Since the 2009 elections, significant developments have taken place both in Iran’s internal affairs and geopolitically within Iran’s sphere of influence. Internally, Ahmadinejad and his administration are facing serious prospects of falling from grace as their efforts to challenge the supreme leader, Ayatollah Ali Khamenei, and exert a more independent executive branch of government have met with arrests of aides and confrontation with the clerical establishment. Geopolitically, Iran is facing what is certain to be a changing Middle East as the Arab Spring, with all its ups and downs, threatens to jolt Tehran’s geopolitical standing in the region.

Now with parliamentary elections looming large in Iran’s faction-based politics and continued turmoil in the region, Iran’s reformists, irrespective of their ability to articulate a clear agenda, will find themselves organizationally handicapped to launch an effective political campaign apparatus capable of reaching millions of Iranians. And with past record of President Khatami—reformists’ star contender—in executing on his reforms, the reformists will most likely fail to generate excitement among the Iranian electorate and rally them for a strong turnout.

For Iran’s reformists, chances of becoming a political force to be reckoned with are diminishing as they face a crisis of trust on several key fronts.

For one thing, the clerical establishment has consistently viewed reformists, including during Khatami presidency, as a force bent on easing the clergy’s grip on levers of power through democratic reforms. The clerical establishment was also deeply suspicious that the reformist camp had a plan to move gradually toward forming a secular legislative branch. Come 2009 elections and the clergy’s suspicions of reformists turned into utter distrust as reformists were directly associated with the Green Movement. They were dubbed by both the clergy and the IRGC leadership as “seditionists.” Hence the widespread crackdown on reformist political figures and journalists intended largely to damage their political aspirations.

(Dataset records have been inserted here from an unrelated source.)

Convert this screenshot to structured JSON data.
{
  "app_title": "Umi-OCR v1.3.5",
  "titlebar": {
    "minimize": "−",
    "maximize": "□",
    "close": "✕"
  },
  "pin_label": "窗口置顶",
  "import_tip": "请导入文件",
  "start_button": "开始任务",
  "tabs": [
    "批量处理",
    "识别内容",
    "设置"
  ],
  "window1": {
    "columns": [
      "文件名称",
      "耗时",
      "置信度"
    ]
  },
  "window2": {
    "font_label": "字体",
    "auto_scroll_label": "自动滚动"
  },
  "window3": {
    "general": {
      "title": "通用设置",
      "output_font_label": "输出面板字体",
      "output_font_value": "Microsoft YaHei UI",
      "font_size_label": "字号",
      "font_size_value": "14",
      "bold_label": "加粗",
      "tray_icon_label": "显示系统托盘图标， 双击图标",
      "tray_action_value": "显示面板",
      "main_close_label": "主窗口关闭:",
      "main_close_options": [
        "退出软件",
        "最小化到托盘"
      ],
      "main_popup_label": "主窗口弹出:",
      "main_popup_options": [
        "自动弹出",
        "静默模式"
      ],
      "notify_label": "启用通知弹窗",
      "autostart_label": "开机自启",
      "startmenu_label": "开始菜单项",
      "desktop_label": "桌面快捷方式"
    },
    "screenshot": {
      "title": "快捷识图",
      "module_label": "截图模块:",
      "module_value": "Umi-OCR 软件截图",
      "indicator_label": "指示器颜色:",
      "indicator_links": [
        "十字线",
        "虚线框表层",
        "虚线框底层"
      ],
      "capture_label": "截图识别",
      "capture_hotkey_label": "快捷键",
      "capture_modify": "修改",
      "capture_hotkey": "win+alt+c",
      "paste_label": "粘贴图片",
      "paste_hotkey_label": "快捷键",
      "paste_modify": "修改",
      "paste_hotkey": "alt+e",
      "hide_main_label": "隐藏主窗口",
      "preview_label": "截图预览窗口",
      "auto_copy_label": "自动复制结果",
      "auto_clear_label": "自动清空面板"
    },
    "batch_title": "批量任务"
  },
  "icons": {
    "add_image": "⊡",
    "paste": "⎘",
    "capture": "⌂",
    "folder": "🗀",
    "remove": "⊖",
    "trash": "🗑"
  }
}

On the other front, Iran’s post-election ruling elite—crystallized in the IRGC leadership—view reformists as a spent force whose only potential remains in disrupting the social order, and one with ambitions to strip the IRGC of its control over the economy and the political process.

Moreover, ideologically, the democratic aspirations of reformists (albeit within the limits of the Islamic Republic) run counter to the current nationalist agenda of the IRGC. For the latter, socio-economic stability is of vital importance and a newly-found Persian nationalism is a tool to win back the hearts and minds of Iran’s youth. For the IRGC leadership it is also crucial to leave behind the Ahmadinejad presidency free of social unrest as it consolidates power and prepares the public opinion for the 2013 presidential elections. Therefore, the detention of the Green Movement’s leadership and intimidation of reformist journalists will almost certainly continue.

In light of the above developments, it is time to look at reform in Iran as part of a bygone era. The rising expectations of Iran’s largely young, well-educated, and connected population, coupled with their deep frustration with the theocracy, far outweighs reformists’ undefined and ambiguous position on what constitutes social and political freedoms.